In Sutherland Springs, there are flowers, memorials, and tears after a gunman killed or injured an eighth of the small town.
The community southeast of San Antonio will never be the same. The massacre abruptly ended the lives of a grandmother, a 17-month-old-baby, and eight members of one family spanning three generations. With 26 people now dead, Sutherland Springs residents are heartsick.
The tragedy also has a ripple effect in Corpus Christi. It is why the local Homicide Survivors Support Group traveled to Sutherland Springs. Some people in the Coastal Bend have ties to The First Baptist Church and connections to some of the victims, like Donna Watkins’ daughter, who went to school near Sutherland Springs.
"Her best friend was married in the church, her Grandfather’s funeral was in there, and she lost a school mate in this. She was having a really hard day yesterday," said Watkins, who founded the Homicide Survivors Support Group.
Watkins fully understands the feelings of devastation. She founded Corpus Christi’s Homicide Survivors Support Group, after she lost both her brother and a 6-week-old baby girl she was adopting to brutal homicides.
"I’m not going to say it gets easier. There’s not a day that goes by that I don’t think about my lost loved ones," Watkins said. "You’ve been that person on the other end, receiving that call that your loved one’s gone, you know what’s ahead for them.
Having experienced piercing losses themselves, members of the group support the families of homicide victims, including the family of Breanna Wood. The Corpus Christi woman was shot to death last year. After she was reported missing, her mother joined the group.
"Nobody deserves to lose their child to any kind of violence, and it affects the whole community," said Jennifer Watkins, a member of the group Donna Watkins’ daughter.
It is why a handful of Corpus Christi residents traveled to grief-stricken town Sutherland Springs.

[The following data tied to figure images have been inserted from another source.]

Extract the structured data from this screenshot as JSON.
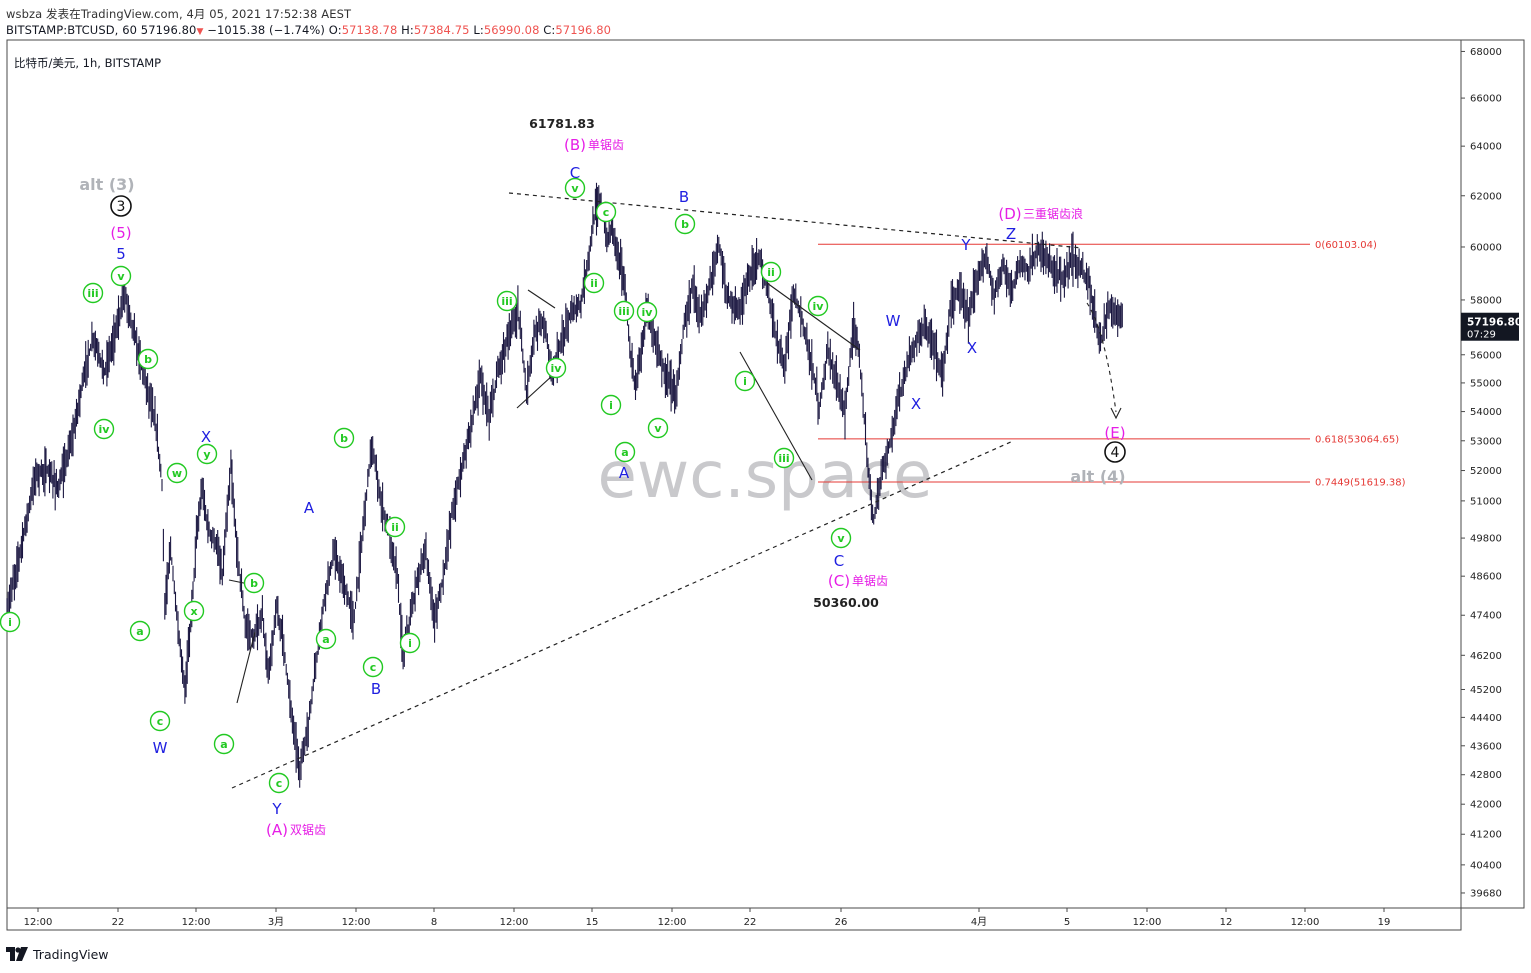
{
  "header": {
    "line1": "wsbza 发表在TradingView.com, 4月 05, 2021 17:52:38 AEST",
    "symbol": "BITSTAMP:BTCUSD, 60",
    "last": "57196.80",
    "change": "−1015.38 (−1.74%)",
    "o_label": "O:",
    "o_value": "57138.78",
    "h_label": "H:",
    "h_value": "57384.75",
    "l_label": "L:",
    "l_value": "56990.08",
    "c_label": "C:",
    "c_value": "57196.80"
  },
  "pane_title": "比特币/美元, 1h, BITSTAMP",
  "watermark": "ewc.space",
  "footer": {
    "brand": "TradingView"
  },
  "price_tag": {
    "price": "57196.80",
    "countdown": "07:29",
    "color": "#131722"
  },
  "colors": {
    "candles": "#1a1640",
    "wave_green": "#22c922",
    "wave_blue": "#1f1fe0",
    "wave_magenta": "#e61ee6",
    "alt_gray": "#b0b3b8",
    "fib_red": "#e53935",
    "trendline": "#222222"
  },
  "chart_data": {
    "type": "candlestick",
    "symbol": "BITSTAMP:BTCUSD",
    "interval": "1h",
    "y_ticks": [
      68000,
      66000,
      64000,
      62000,
      60000,
      58000,
      56000,
      55000,
      54000,
      53000,
      52000,
      51000,
      49800,
      48600,
      47400,
      46200,
      45200,
      44400,
      43600,
      42800,
      42000,
      41200,
      40400,
      39680
    ],
    "y_scale": "log",
    "ylim": [
      39300,
      68500
    ],
    "x_ticks": [
      "12:00",
      "22",
      "12:00",
      "3月",
      "12:00",
      "8",
      "12:00",
      "15",
      "12:00",
      "22",
      "26",
      "4月",
      "5",
      "12:00",
      "12",
      "12:00",
      "19"
    ],
    "price_path": [
      [
        0,
        47600
      ],
      [
        0.3,
        48700
      ],
      [
        0.7,
        50500
      ],
      [
        1,
        51900
      ],
      [
        1.4,
        52000
      ],
      [
        1.8,
        51400
      ],
      [
        2.3,
        53200
      ],
      [
        2.7,
        55400
      ],
      [
        3,
        56600
      ],
      [
        3.4,
        55400
      ],
      [
        3.8,
        56900
      ],
      [
        4.1,
        58300
      ],
      [
        4.4,
        56900
      ],
      [
        4.6,
        56000
      ],
      [
        4.9,
        54800
      ],
      [
        5.2,
        53400
      ],
      [
        5.4,
        51600
      ],
      [
        5.5,
        47600
      ],
      [
        5.7,
        49500
      ],
      [
        6,
        46600
      ],
      [
        6.2,
        45200
      ],
      [
        6.4,
        47200
      ],
      [
        6.6,
        49800
      ],
      [
        6.8,
        51400
      ],
      [
        7,
        50100
      ],
      [
        7.3,
        49600
      ],
      [
        7.5,
        48600
      ],
      [
        7.8,
        52100
      ],
      [
        8,
        49600
      ],
      [
        8.3,
        47100
      ],
      [
        8.6,
        46700
      ],
      [
        8.9,
        47400
      ],
      [
        9.1,
        45600
      ],
      [
        9.4,
        47600
      ],
      [
        9.6,
        46800
      ],
      [
        9.9,
        44600
      ],
      [
        10.2,
        42900
      ],
      [
        10.5,
        44200
      ],
      [
        10.8,
        46200
      ],
      [
        11.1,
        48200
      ],
      [
        11.4,
        49300
      ],
      [
        11.8,
        48100
      ],
      [
        12.1,
        47300
      ],
      [
        12.4,
        50100
      ],
      [
        12.7,
        52900
      ],
      [
        13,
        51100
      ],
      [
        13.3,
        50000
      ],
      [
        13.6,
        48600
      ],
      [
        13.8,
        46200
      ],
      [
        14.1,
        47500
      ],
      [
        14.3,
        48600
      ],
      [
        14.6,
        49300
      ],
      [
        14.9,
        47200
      ],
      [
        15.2,
        48600
      ],
      [
        15.5,
        50600
      ],
      [
        15.8,
        51900
      ],
      [
        16.2,
        53700
      ],
      [
        16.5,
        55200
      ],
      [
        16.8,
        53700
      ],
      [
        17.1,
        55400
      ],
      [
        17.5,
        56800
      ],
      [
        17.8,
        57600
      ],
      [
        18.1,
        54800
      ],
      [
        18.4,
        56800
      ],
      [
        18.7,
        57300
      ],
      [
        19,
        55300
      ],
      [
        19.3,
        56400
      ],
      [
        19.6,
        57400
      ],
      [
        20,
        57900
      ],
      [
        20.2,
        59200
      ],
      [
        20.5,
        61400
      ],
      [
        20.7,
        61800
      ],
      [
        20.9,
        60200
      ],
      [
        21.1,
        60800
      ],
      [
        21.3,
        59700
      ],
      [
        21.5,
        58800
      ],
      [
        21.7,
        56200
      ],
      [
        21.9,
        54800
      ],
      [
        22.1,
        56200
      ],
      [
        22.3,
        57700
      ],
      [
        22.6,
        56400
      ],
      [
        22.9,
        55400
      ],
      [
        23.3,
        54600
      ],
      [
        23.6,
        57200
      ],
      [
        23.9,
        58600
      ],
      [
        24.2,
        57300
      ],
      [
        24.5,
        58600
      ],
      [
        24.8,
        60100
      ],
      [
        25.1,
        58100
      ],
      [
        25.5,
        57600
      ],
      [
        25.8,
        58600
      ],
      [
        26.2,
        59700
      ],
      [
        26.5,
        58300
      ],
      [
        26.8,
        56600
      ],
      [
        27.1,
        55600
      ],
      [
        27.4,
        58300
      ],
      [
        27.7,
        57300
      ],
      [
        28,
        55900
      ],
      [
        28.3,
        54100
      ],
      [
        28.6,
        56200
      ],
      [
        28.9,
        55100
      ],
      [
        29.2,
        53900
      ],
      [
        29.5,
        57300
      ],
      [
        29.7,
        55900
      ],
      [
        30,
        52100
      ],
      [
        30.2,
        50400
      ],
      [
        30.5,
        52100
      ],
      [
        30.8,
        53100
      ],
      [
        31.1,
        54600
      ],
      [
        31.4,
        55700
      ],
      [
        31.7,
        56600
      ],
      [
        32,
        57000
      ],
      [
        32.3,
        56300
      ],
      [
        32.6,
        55300
      ],
      [
        32.9,
        57900
      ],
      [
        33.2,
        58400
      ],
      [
        33.5,
        57300
      ],
      [
        33.8,
        58900
      ],
      [
        34.1,
        59600
      ],
      [
        34.4,
        58100
      ],
      [
        34.7,
        59300
      ],
      [
        35,
        58300
      ],
      [
        35.3,
        59400
      ],
      [
        35.6,
        59100
      ],
      [
        35.9,
        59900
      ],
      [
        36.2,
        59500
      ],
      [
        36.5,
        59200
      ],
      [
        36.8,
        58700
      ],
      [
        37.1,
        59600
      ],
      [
        37.4,
        59200
      ],
      [
        37.7,
        58700
      ],
      [
        37.9,
        57400
      ],
      [
        38.1,
        56400
      ],
      [
        38.4,
        57800
      ],
      [
        38.7,
        57400
      ],
      [
        38.9,
        57200
      ]
    ],
    "high": 61781.83,
    "low": 50360.0,
    "last_close": 57196.8,
    "fib_levels": [
      {
        "label": "0(60103.04)",
        "value": 60103.04
      },
      {
        "label": "0.618(53064.65)",
        "value": 53064.65
      },
      {
        "label": "0.7449(51619.38)",
        "value": 51619.38
      }
    ],
    "price_labels": [
      "61781.83",
      "50360.00"
    ],
    "wave_labels": {
      "green": [
        "v",
        "iii",
        "iv",
        "b",
        "i",
        "a",
        "c",
        "w",
        "y",
        "x",
        "a",
        "b",
        "c",
        "a",
        "b",
        "c",
        "i",
        "ii",
        "iii",
        "iv",
        "v",
        "c",
        "ii",
        "i",
        "iii",
        "iv",
        "a",
        "v",
        "b",
        "ii",
        "iv",
        "i",
        "iii",
        "v"
      ],
      "blue": [
        "5",
        "W",
        "X",
        "Y",
        "A",
        "B",
        "C",
        "A",
        "B",
        "C",
        "W",
        "X",
        "Y",
        "X",
        "Z"
      ],
      "magenta": [
        {
          "label": "(5)",
          "text": ""
        },
        {
          "label": "(A)",
          "text": "双锯齿"
        },
        {
          "label": "(B)",
          "text": "单锯齿"
        },
        {
          "label": "(C)",
          "text": "单锯齿"
        },
        {
          "label": "(D)",
          "text": "三重锯齿浪"
        },
        {
          "label": "(E)",
          "text": ""
        }
      ],
      "black_circled": [
        "3",
        "4"
      ],
      "alt": [
        "alt (3)",
        "alt (4)"
      ]
    }
  }
}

"They lost their child too," said Brandon Boren, Donna Watkins’ grandson.
On Tuesday the group had a small table set up across from The First Baptist Church, handing out teddy bears and stuffed animals, and offering up one asset to the reeling community:
"Love," Boren said.
Through experience, they know there is only more grief and much pain ahead for the families of the victims.
"After the services are over, having to say goodbye. That is when it seems like it really hits them, it really hits home," Donna Watkins said.
She says neighbors and friends are quick to bring over casseroles and offer kind words immediately after a tragedy, but it is important that Sutherland Springs continues to receive support in the months and years after this shooting.
However, although the support group has offered up comfort to countless families of homicide victims, the largest mass shooting in Texas history hits them particularly hard. In the 28-years since Watkins began the group, she has never seen so many people senselessly killed all at one time.
"When I hit the city limits here, I felt so overwhelmed," she said. "It’s because, knowing how many it was, and knowing that most of them were children. Children, they didn’t have a chance to live."
The Homicide Survivors Support Group is planning a vigil in Corpus Christi for the shooting victims. They will announce the date for the vigil in upcoming days.